Psikolog sosial memandang sikap sebagai sesuatu yang penting bukan hanya karena sikap itu sulit di rubah. Mereka menempatkan study tentang sikap sebagai isu sentral didalam psikologi sosial untuk beberapa alasan berikut ini. Pertama, sikap sangat mempengaruhi pemikiran sosial kita, meskipun sikap tersebut tidak selalu direfleksikan dalam tingkah laku yang tampak. Kedua, sikap sering kali mempengaruhi tingkah laku kita. Apakah anda memiliki sikap negatif terhadap Presiden saat ini? Jika ya, anda tidak ingin memberikan suara untuknya jika ia mencalonkan diri lagi. Untuk berbagai alasan inilah sikap menjadi konsep utama dalam psikologi sosial sejak awal perkembangannya.

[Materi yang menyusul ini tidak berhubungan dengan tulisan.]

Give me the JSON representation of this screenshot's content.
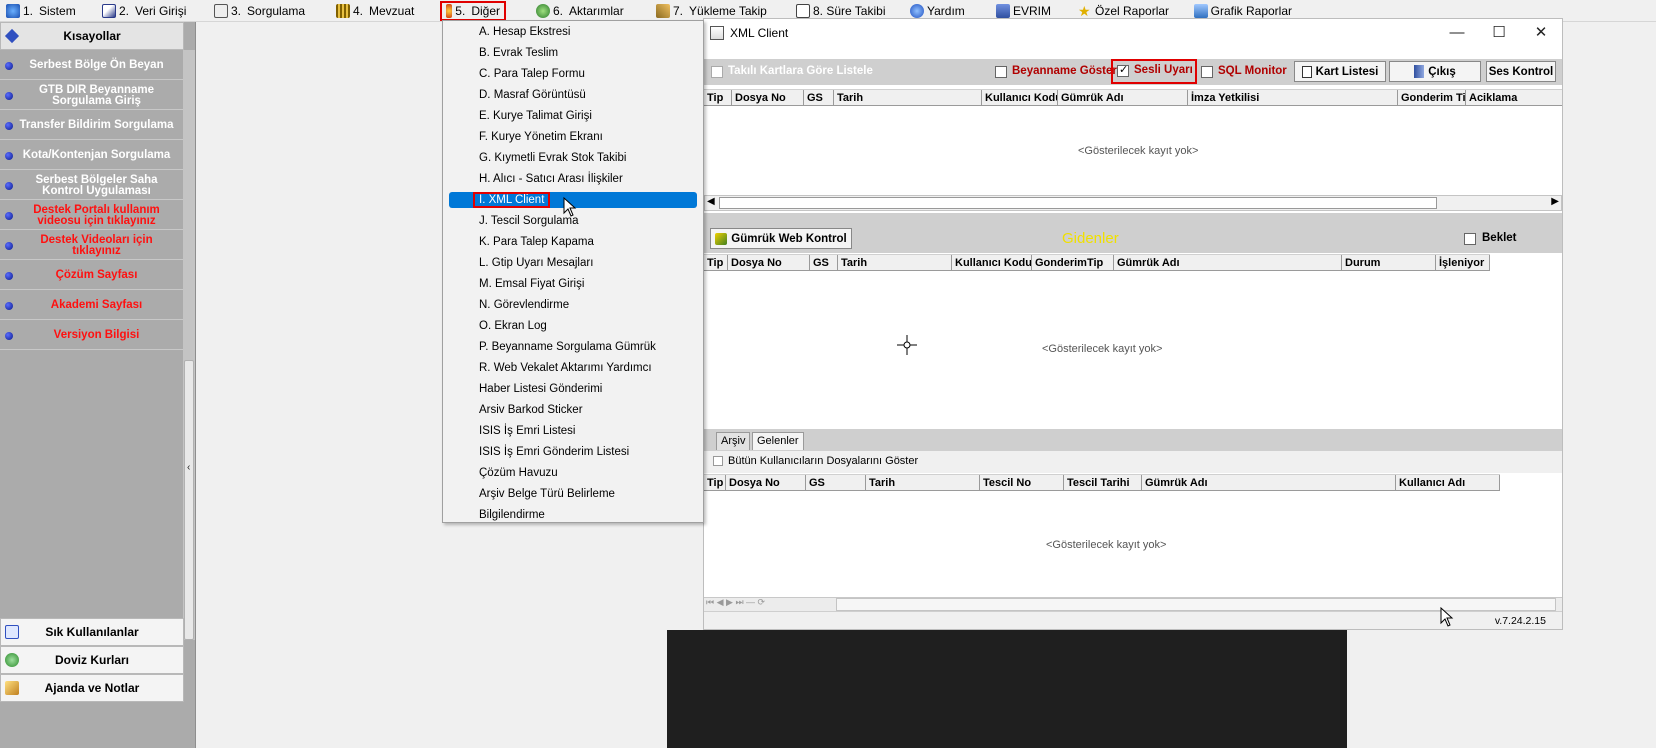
{
  "menubar": {
    "items": [
      {
        "key": "1.",
        "label": "Sistem",
        "icon": "system-icon",
        "color": "#1a4fb0"
      },
      {
        "key": "2.",
        "label": "Veri Girişi",
        "icon": "data-entry-icon",
        "color": "#2a3a8a"
      },
      {
        "key": "3.",
        "label": "Sorgulama",
        "icon": "query-icon",
        "color": "#555555"
      },
      {
        "key": "4.",
        "label": "Mevzuat",
        "icon": "legislation-icon",
        "color": "#806000"
      },
      {
        "key": "5.",
        "label": "Diğer",
        "icon": "other-icon",
        "color": "#d04010"
      },
      {
        "key": "6.",
        "label": "Aktarımlar",
        "icon": "transfer-icon",
        "color": "#2a7a2a"
      },
      {
        "key": "7.",
        "label": "Yükleme Takip",
        "icon": "upload-track-icon",
        "color": "#8a6a20"
      },
      {
        "key": "",
        "label": "8. Süre Takibi",
        "icon": "time-track-icon",
        "color": "#444444"
      },
      {
        "key": "",
        "label": "Yardım",
        "icon": "help-icon",
        "color": "#2050c0"
      },
      {
        "key": "",
        "label": "EVRIM",
        "icon": "evrim-icon",
        "color": "#3050a0"
      },
      {
        "key": "",
        "label": "Özel Raporlar",
        "icon": "star-icon",
        "color": "#e0b000"
      },
      {
        "key": "",
        "label": "Grafik Raporlar",
        "icon": "chart-icon",
        "color": "#3070c0"
      }
    ]
  },
  "sidebar": {
    "header": "Kısayollar",
    "items": [
      {
        "label": "Serbest Bölge Ön Beyan",
        "red": false
      },
      {
        "label": "GTB DIR Beyanname Sorgulama Giriş",
        "red": false
      },
      {
        "label": "Transfer Bildirim Sorgulama",
        "red": false
      },
      {
        "label": "Kota/Kontenjan Sorgulama",
        "red": false
      },
      {
        "label": "Serbest Bölgeler Saha Kontrol Uygulaması",
        "red": false
      },
      {
        "label": "Destek Portalı kullanım videosu için tıklayınız",
        "red": true
      },
      {
        "label": "Destek Videoları için tıklayınız",
        "red": true
      },
      {
        "label": "Çözüm Sayfası",
        "red": true
      },
      {
        "label": "Akademi Sayfası",
        "red": true
      },
      {
        "label": "Versiyon Bilgisi",
        "red": true
      }
    ],
    "bottom": [
      {
        "label": "Sık Kullanılanlar",
        "icon": "favorites-icon"
      },
      {
        "label": "Doviz Kurları",
        "icon": "currency-icon"
      },
      {
        "label": "Ajanda ve Notlar",
        "icon": "agenda-icon"
      }
    ]
  },
  "dropdown": {
    "items": [
      "A. Hesap Ekstresi",
      "B. Evrak Teslim",
      "C. Para Talep Formu",
      "D. Masraf Görüntüsü",
      "E. Kurye Talimat Girişi",
      "F. Kurye Yönetim Ekranı",
      "G. Kıymetli Evrak Stok Takibi",
      "H. Alıcı - Satıcı Arası İlişkiler",
      "I. XML Client",
      "J. Tescil Sorgulama",
      "K. Para Talep Kapama",
      "L. Gtip Uyarı Mesajları",
      "M. Emsal Fiyat Girişi",
      "N. Görevlendirme",
      "O. Ekran Log",
      "P. Beyanname Sorgulama Gümrük",
      "R. Web Vekalet Aktarımı Yardımcı",
      "Haber Listesi Gönderimi",
      "Arsiv Barkod Sticker",
      "ISIS İş Emri Listesi",
      "ISIS İş Emri Gönderim Listesi",
      "Çözüm Havuzu",
      "Arşiv Belge Türü Belirleme",
      "Bilgilendirme"
    ],
    "selected_index": 8
  },
  "xml_window": {
    "title": "XML Client",
    "toolbar": {
      "takili_label": "Takılı Kartlara Göre Listele",
      "beyanname_label": "Beyanname Göster",
      "sesli_label": "Sesli Uyarı",
      "sesli_checked": true,
      "sql_label": "SQL Monitor",
      "kart_listesi": "Kart Listesi",
      "cikis": "Çıkış",
      "ses_kontrol": "Ses Kontrol"
    },
    "grid1": {
      "columns": [
        "Tip",
        "Dosya No",
        "GS",
        "Tarih",
        "Kullanıcı Kodu",
        "Gümrük Adı",
        "İmza Yetkilisi",
        "Gonderim Tipi",
        "Aciklama"
      ],
      "empty_text": "<Gösterilecek kayıt yok>"
    },
    "gidenler": {
      "button": "Gümrük Web Kontrol",
      "title": "Gidenler",
      "beklet_label": "Beklet",
      "columns": [
        "Tip",
        "Dosya No",
        "GS",
        "Tarih",
        "Kullanıcı Kodu",
        "GonderimTip",
        "Gümrük Adı",
        "Durum",
        "İşleniyor"
      ],
      "empty_text": "<Gösterilecek kayıt yok>"
    },
    "tabs": [
      "Arşiv",
      "Gelenler"
    ],
    "active_tab": 1,
    "gelenler": {
      "show_all_label": "Bütün Kullanıcıların Dosyalarını Göster",
      "columns": [
        "Tip",
        "Dosya No",
        "GS",
        "Tarih",
        "Tescil No",
        "Tescil Tarihi",
        "Gümrük Adı",
        "Kullanıcı Adı"
      ],
      "empty_text": "<Gösterilecek kayıt yok>"
    },
    "version": "v.7.24.2.15"
  },
  "colors": {
    "accent_red": "#e00000",
    "selection_blue": "#0078d7",
    "gidenler_yellow": "#f0e000",
    "sidebar_bg": "#ababab"
  }
}
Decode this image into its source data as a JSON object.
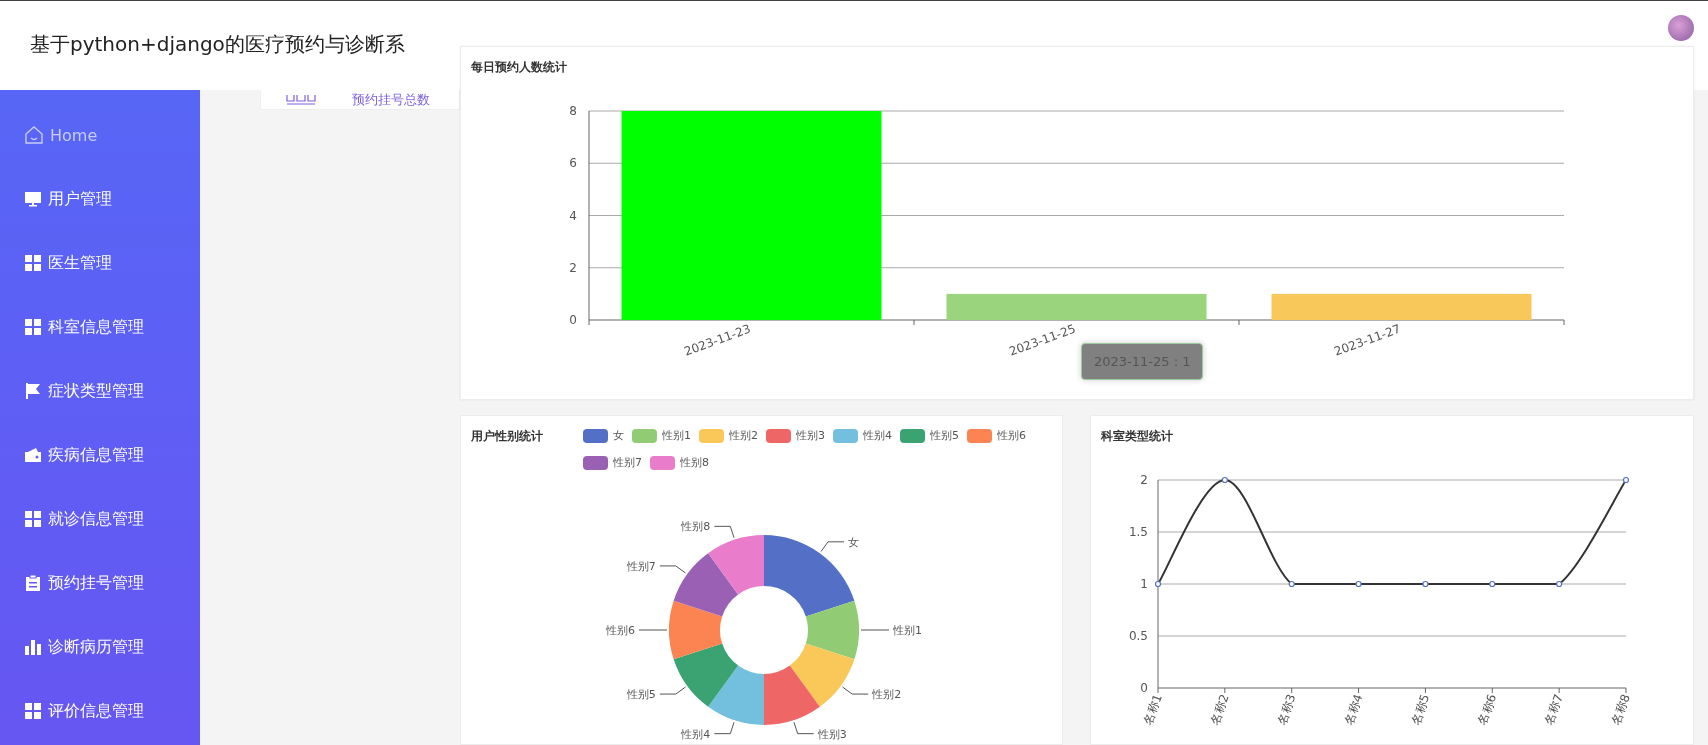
{
  "header": {
    "title": "基于python+django的医疗预约与诊断系"
  },
  "sidebar": {
    "items": [
      {
        "label": "Home",
        "selected": true
      },
      {
        "label": "用户管理",
        "selected": false
      },
      {
        "label": "医生管理",
        "selected": false
      },
      {
        "label": "科室信息管理",
        "selected": false
      },
      {
        "label": "症状类型管理",
        "selected": false
      },
      {
        "label": "疾病信息管理",
        "selected": false
      },
      {
        "label": "就诊信息管理",
        "selected": false
      },
      {
        "label": "预约挂号管理",
        "selected": false
      },
      {
        "label": "诊断病历管理",
        "selected": false
      },
      {
        "label": "评价信息管理",
        "selected": false
      }
    ]
  },
  "stat_card": {
    "label": "预约挂号总数"
  },
  "daily_chart": {
    "title": "每日预约人数统计",
    "tooltip": "2023-11-25 : 1",
    "chart_data": {
      "type": "bar",
      "categories": [
        "2023-11-23",
        "2023-11-25",
        "2023-11-27"
      ],
      "stacked": true,
      "grid": true,
      "ylim": [
        0,
        8
      ],
      "yticks": [
        0,
        2,
        4,
        6,
        8
      ],
      "series": [
        {
          "color": "#00ff00",
          "values": [
            8,
            null,
            null
          ]
        },
        {
          "color": "#9ad47c",
          "values": [
            null,
            1,
            null
          ]
        },
        {
          "color": "#f9c85b",
          "values": [
            null,
            null,
            1
          ]
        }
      ]
    }
  },
  "gender_chart": {
    "title": "用户性别统计",
    "legend": [
      {
        "label": "女",
        "color": "#5470c6"
      },
      {
        "label": "性别1",
        "color": "#91cc75"
      },
      {
        "label": "性别2",
        "color": "#fac858"
      },
      {
        "label": "性别3",
        "color": "#ee6666"
      },
      {
        "label": "性别4",
        "color": "#73c0de"
      },
      {
        "label": "性别5",
        "color": "#3ba272"
      },
      {
        "label": "性别6",
        "color": "#fc8452"
      },
      {
        "label": "性别7",
        "color": "#9a60b4"
      },
      {
        "label": "性别8",
        "color": "#ea7ccc"
      }
    ],
    "chart_data": {
      "type": "donut",
      "categories": [
        "女",
        "性别1",
        "性别2",
        "性别3",
        "性别4",
        "性别5",
        "性别6",
        "性别7",
        "性别8"
      ],
      "values": [
        2,
        1,
        1,
        1,
        1,
        1,
        1,
        1,
        1
      ]
    }
  },
  "department_chart": {
    "title": "科室类型统计",
    "chart_data": {
      "type": "line",
      "categories": [
        "名称1",
        "名称2",
        "名称3",
        "名称4",
        "名称5",
        "名称6",
        "名称7",
        "名称8"
      ],
      "grid": true,
      "ylim": [
        0,
        2
      ],
      "yticks": [
        0,
        0.5,
        1,
        1.5,
        2
      ],
      "series": [
        {
          "color": "#333333",
          "marker": true,
          "values": [
            1,
            2,
            1,
            1,
            1,
            1,
            1,
            2
          ]
        }
      ]
    }
  }
}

A.    Pembentukan Sikap: Bagaimana dan Mengapa Sikap Berkembang
Bagaimana pandangan anda terhadap penggunaan ekstasi? Film Harry Potter? Berbicara di telepon genggam sambil mengendarain mobil? Hampir pasti, anda memiliki sikap terhadap semua hal tersebut. Namun dari mana tepatnya semua pandangan ini berasal? Apakah anda terlahir dengan semua hal tersebut? Atau apakah anda memperoleh sikap tersebut sebagai hasil dari berbagai pengalaman hidup? Dan mengapa anda membentuk sikap-sikap tersebut pada pertama kalinya-dengan kata lain, Apa fungsi sikap? Kebanyakan orang dan hampir semua psikolog sosial yakin bahwa sikap dipelajari.
*      Pembelajaran Sosial: Mengadopsi Sikap Orang Lain
Salah satu sumber penting yang jalas-jelas membentuk sikap kita adalah kita mengadopsi sikap tersebut dari orang lain dari proses pembelajaran sosial. Dengan kata lain, banyak pandangan kita dibentuk saat berinteraksi dengan orang lain atau hanya dengan mengobserpasi tingkah laku mereka. Pembelajaran ini terjadi melalui beberapa proses.
a.       Classical Conditioning, yaitu bentuk dasar dari pembelajaran dimana satu stimulus yang awalnya netral, menjadi memiliki kapasitas untuk membangkitkan reaksi melalui pemasangan yang berulang kali dengan stimulus lain.
b.      Instrumental Conditioning, Belajar Untuk Mempertahankan Pandangan Yang Benar.
c.       Pembelajaran Melalui Observasi, yaitu salah satu bentuk dasar belajar dimana individu mempelajari tingkah laku atau pemikiran baru melalui observasi terhadap orang lain.
d.      Perbandingan Sosial, yaitu proses dimana kita membandingkan diri kita dengan orang lain untuk menentukan apakah pandangan kita terhadap pernyataan sosial, betul atau salah.
*      Faktor Genetik
Penelitian yang dilakukan terhadap si kembar identik menunjukkan bahwa sikap mungkin juga dipengaruhi oleh faktor genetik, walaupun besarnya efek tersebut bervariasi, sama bervariasinya dengan banyaknya sikap tersebut.  
*      Fungsi Sikap
Alasan dasar mengapa kita membentuk sikap yaitu karena sikap berfungsi sebagai motivasi untuk menimbulkan kekaguman atau motivasi impresi. Kita sering kali berharap mampu memberikan impresi yang baik terhadap orang lain dan salah satu caranya adalah dengan mengekspresikan pandangan yang benar.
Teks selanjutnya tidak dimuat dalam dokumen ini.